Gajen Tanti (12 March 1937 – 9 July 1999) was an Indian politician and cabinet minister of Assam (1972) from the Tea Labour Community. He was a member of Indian National Congress, Indian National Congress (Socialist) and Nationalist Congress Party.

==Early life and education==
Gajen Tanti, also known as Gomaya Telenga, was born to Arpan Tanti in a Telenga family on 12 March 1937 in Mezenga tea estate, Titabor, Jorhat District. He completed his undergraduate education from Titabor and his higher education from J.B College, Jorhat, Assam.

==Political career==
In 1960 Tanti became the secretary of ACMS (Assam Chah Mazdoor Sangha), Jorhat branch anonymously. He is the first secretary in the Jorhat branch from the Tea garden labor community.

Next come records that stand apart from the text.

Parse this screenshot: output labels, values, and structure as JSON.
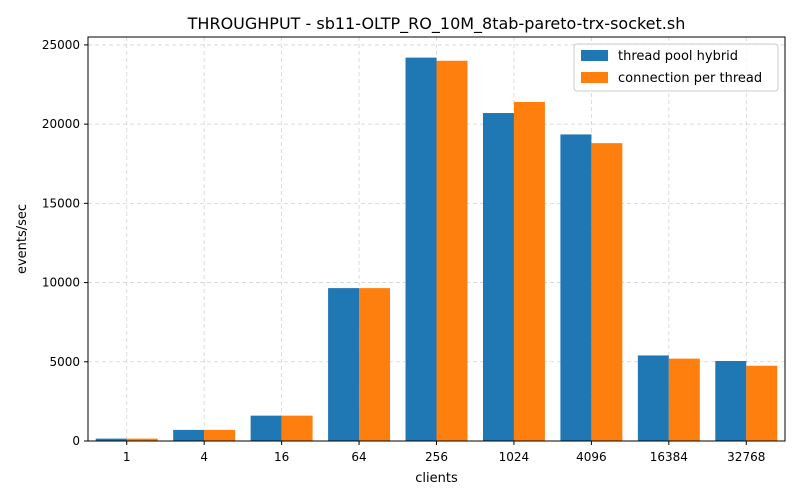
{
  "chart_data": {
    "type": "bar",
    "title": "THROUGHPUT - sb11-OLTP_RO_10M_8tab-pareto-trx-socket.sh",
    "xlabel": "clients",
    "ylabel": "events/sec",
    "categories": [
      "1",
      "4",
      "16",
      "64",
      "256",
      "1024",
      "4096",
      "16384",
      "32768"
    ],
    "ylim": [
      0,
      25500
    ],
    "yticks": [
      0,
      5000,
      10000,
      15000,
      20000,
      25000
    ],
    "grid": true,
    "legend_position": "top-right",
    "series": [
      {
        "name": "thread pool hybrid",
        "color": "#1f77b4",
        "values": [
          150,
          700,
          1600,
          9650,
          24200,
          20700,
          19350,
          5400,
          5050
        ]
      },
      {
        "name": "connection per thread",
        "color": "#ff7f0e",
        "values": [
          150,
          700,
          1600,
          9650,
          24000,
          21400,
          18800,
          5200,
          4750
        ]
      }
    ]
  }
}
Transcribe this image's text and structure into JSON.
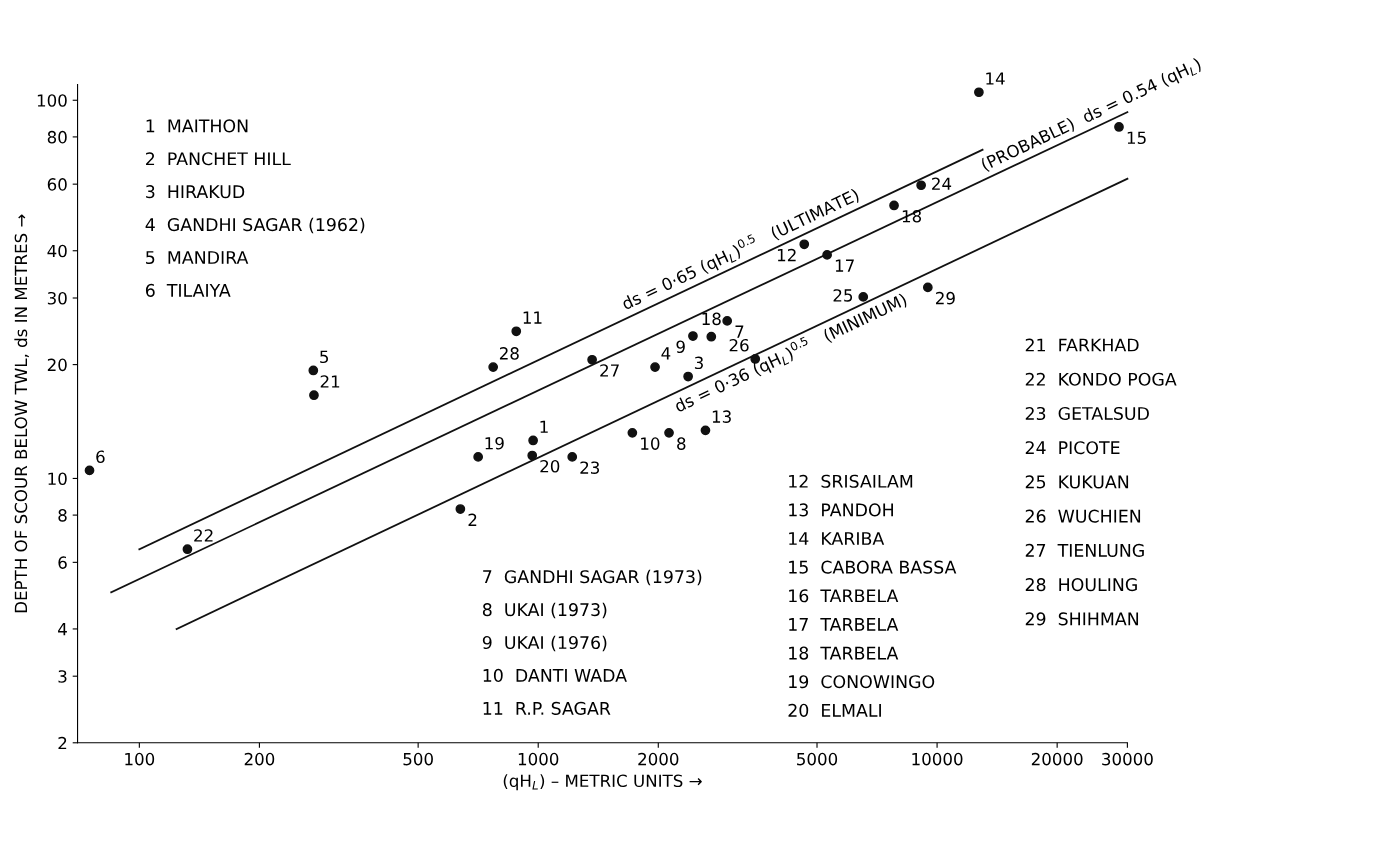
{
  "chart_data": {
    "type": "scatter",
    "xlabel": "(qH$_{L}$) – METRIC UNITS →",
    "ylabel": "DEPTH OF SCOUR BELOW TWL, ds IN METRES →",
    "log": "xy",
    "xlim": [
      70,
      30000
    ],
    "ylim": [
      2,
      110
    ],
    "xticks": [
      100,
      200,
      500,
      1000,
      2000,
      5000,
      10000,
      20000,
      30000
    ],
    "yticks": [
      2,
      3,
      4,
      6,
      8,
      10,
      20,
      30,
      40,
      60,
      80,
      100
    ],
    "grid": false,
    "legend": false,
    "series": [
      {
        "color": "#111111",
        "marker": "circle",
        "x": [
          971,
          638,
          2376,
          1963,
          273,
          75,
          2977,
          2128,
          2443,
          1722,
          881,
          4645,
          2626,
          12730,
          28580,
          5300,
          2716,
          7800,
          707,
          966,
          274,
          132,
          1217,
          9120,
          6530,
          3500,
          1365,
          771,
          9480
        ],
        "values": [
          12.6,
          8.3,
          18.6,
          19.7,
          19.3,
          10.5,
          26.1,
          13.2,
          23.8,
          13.2,
          24.5,
          41.6,
          13.4,
          105,
          85,
          39.0,
          23.7,
          52.7,
          11.4,
          11.5,
          16.6,
          6.5,
          11.4,
          59.6,
          30.2,
          20.7,
          20.6,
          19.7,
          32.0
        ]
      },
      {
        "type": "line",
        "name": "ds = 0·65 (qH$_{L}$)$^{0.5}$   (ULTIMATE)",
        "color": "#111111",
        "line_style": "solid",
        "x": [
          100,
          13000
        ],
        "values": [
          6.5,
          74
        ]
      },
      {
        "type": "line",
        "name": "(PROBABLE)  ds = 0.54 (qH$_{L}$)",
        "color": "#111111",
        "line_style": "solid",
        "x": [
          85,
          30000
        ],
        "values": [
          5.0,
          93
        ]
      },
      {
        "type": "line",
        "name": "ds = 0·36 (qH$_{L}$)$^{0.5}$   (MINIMUM)",
        "color": "#111111",
        "line_style": "solid",
        "x": [
          124,
          30000
        ],
        "values": [
          4.0,
          62
        ]
      }
    ],
    "annotations": [
      {
        "text": "1",
        "x": 971,
        "y": 12.6
      },
      {
        "text": "2",
        "x": 638,
        "y": 8.3
      },
      {
        "text": "3",
        "x": 2376,
        "y": 18.6
      },
      {
        "text": "4",
        "x": 1963,
        "y": 19.7
      },
      {
        "text": "5",
        "x": 273,
        "y": 19.3
      },
      {
        "text": "6",
        "x": 75,
        "y": 10.5
      },
      {
        "text": "7",
        "x": 2977,
        "y": 26.1
      },
      {
        "text": "8",
        "x": 2128,
        "y": 13.2
      },
      {
        "text": "9",
        "x": 2443,
        "y": 23.8
      },
      {
        "text": "10",
        "x": 1722,
        "y": 13.2
      },
      {
        "text": "11",
        "x": 881,
        "y": 24.5
      },
      {
        "text": "12",
        "x": 4645,
        "y": 41.6
      },
      {
        "text": "13",
        "x": 2626,
        "y": 13.4
      },
      {
        "text": "14",
        "x": 12730,
        "y": 105
      },
      {
        "text": "15",
        "x": 28580,
        "y": 85
      },
      {
        "text": "17",
        "x": 5300,
        "y": 39.0
      },
      {
        "text": "18",
        "x": 2716,
        "y": 23.7
      },
      {
        "text": "18",
        "x": 7800,
        "y": 52.7
      },
      {
        "text": "19",
        "x": 707,
        "y": 11.4
      },
      {
        "text": "20",
        "x": 966,
        "y": 11.5
      },
      {
        "text": "21",
        "x": 274,
        "y": 16.6
      },
      {
        "text": "22",
        "x": 132,
        "y": 6.5
      },
      {
        "text": "23",
        "x": 1217,
        "y": 11.4
      },
      {
        "text": "24",
        "x": 9120,
        "y": 59.6
      },
      {
        "text": "25",
        "x": 6530,
        "y": 30.2
      },
      {
        "text": "26",
        "x": 3500,
        "y": 20.7
      },
      {
        "text": "27",
        "x": 1365,
        "y": 20.6
      },
      {
        "text": "28",
        "x": 771,
        "y": 19.7
      },
      {
        "text": "29",
        "x": 9480,
        "y": 32.0
      },
      "1  MAITHON",
      "2  PANCHET HILL",
      "3  HIRAKUD",
      "4  GANDHI SAGAR (1962)",
      "5  MANDIRA",
      "6  TILAIYA",
      "7  GANDHI SAGAR (1973)",
      "8  UKAI (1973)",
      "9  UKAI (1976)",
      "10  DANTI WADA",
      "11  R.P. SAGAR",
      "12  SRISAILAM",
      "13  PANDOH",
      "14  KARIBA",
      "15  CABORA BASSA",
      "16  TARBELA",
      "17  TARBELA",
      "18  TARBELA",
      "19  CONOWINGO",
      "20  ELMALI",
      "21  FARKHAD",
      "22  KONDO POGA",
      "23  GETALSUD",
      "24  PICOTE",
      "25  KUKUAN",
      "26  WUCHIEN",
      "27  TIENLUNG",
      "28  HOULING",
      "29  SHIHMAN"
    ]
  }
}
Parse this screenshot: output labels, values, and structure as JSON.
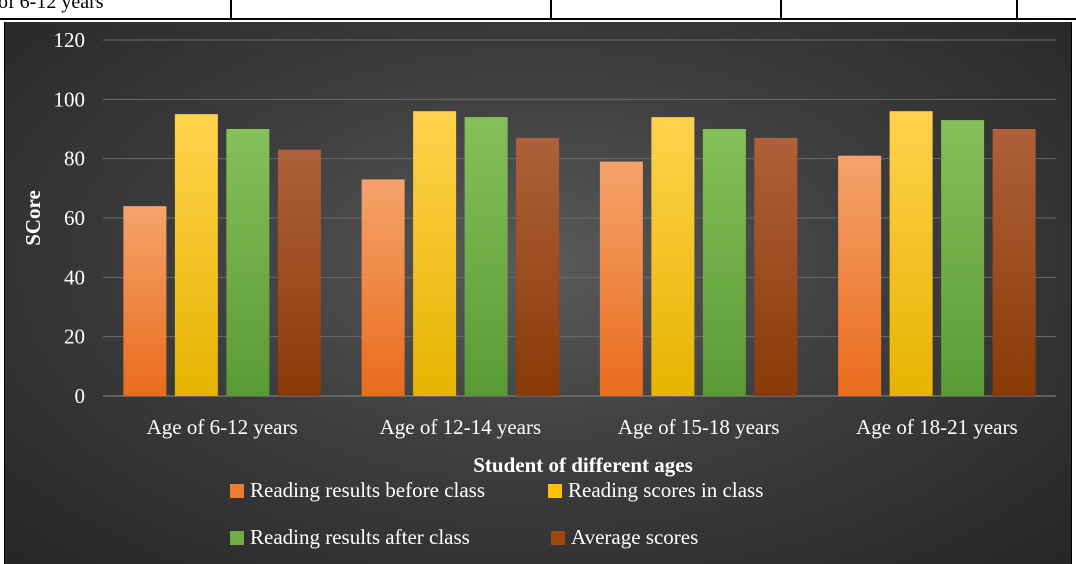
{
  "top_strip": {
    "cells": [
      "of 6-12 years",
      "",
      "",
      "",
      ""
    ]
  },
  "chart_data": {
    "type": "bar",
    "title": "",
    "xlabel": "Student of different ages",
    "ylabel": "SCore",
    "ylim": [
      0,
      120
    ],
    "yticks": [
      0,
      20,
      40,
      60,
      80,
      100,
      120
    ],
    "grid": true,
    "legend_placement": "bottom",
    "categories": [
      "Age of 6-12 years",
      "Age of 12-14 years",
      "Age of 15-18 years",
      "Age of 18-21 years"
    ],
    "series": [
      {
        "name": "Reading results before class",
        "values": [
          64,
          73,
          79,
          81
        ],
        "color": "#ed7d31"
      },
      {
        "name": "Reading scores in class",
        "values": [
          95,
          96,
          94,
          96
        ],
        "color": "#ffc000"
      },
      {
        "name": "Reading results after class",
        "values": [
          90,
          94,
          90,
          93
        ],
        "color": "#70ad47"
      },
      {
        "name": "Average scores",
        "values": [
          83,
          87,
          87,
          90
        ],
        "color": "#9e480e"
      }
    ]
  },
  "colors": {
    "background_dark": "#262626",
    "background_mid": "#5a5a5a",
    "gridline": "#6a6a6a",
    "text": "#ffffff"
  }
}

Mariani assembly constituency was formed in 1967, Gajen Tanti was elected to the member legislative assembly for the first time from Mariani in 1967 from Indian national congress party. In 1971 he was elected as General Secretary ACMS central Committee at Dibrugarh. In the same year, he formed the ATEICOL (Assam Tea Employees Industrial Co-Operation) and became the first President. In 1972 he was elected to the Mariani assembly constituency for the second time. He became the first cabinet minister of Assam from the tea garden labor community in the Sarat Chandra Sinha ministry. He was entrusted with departments like Food and Civil Supply, Labour, Co-operative, Transport, Trade and Commerce, Municipality, Housing, etc. during his political tenure. Gajen Tanti was elected to the Mariyani assembly for the third time in 1978 from Indian National Congress (Socialist) since the Indian National Congress was divided in the same year.

After becoming the General Secretary of ACMS. he signed the first-ever MOU with the planters Association for the increase of labor wages. He was also instrumental in pension and gratuity implementation for the tea garden laborers. There was no student organization for tea garden workers at that time in Assam. Gajen Tanti took initiative in the form of " All Assam Tea Community Student Union " now ATTSA at Rangajan Tea estate in 1965. He became the Vice President of INTUC and a member of ILO during his lifetime.

== Personal life and death ==
On 9 July 1999 while returning from Jorhat to Guwahati in ASTC bus for a crucial meeting at Guwahati for the merger of Indian National Congress (Socialist) with Nationalist Congress Party, he died in an accident at Siljuri, 16 km away from Bokakhat. He had 3 children.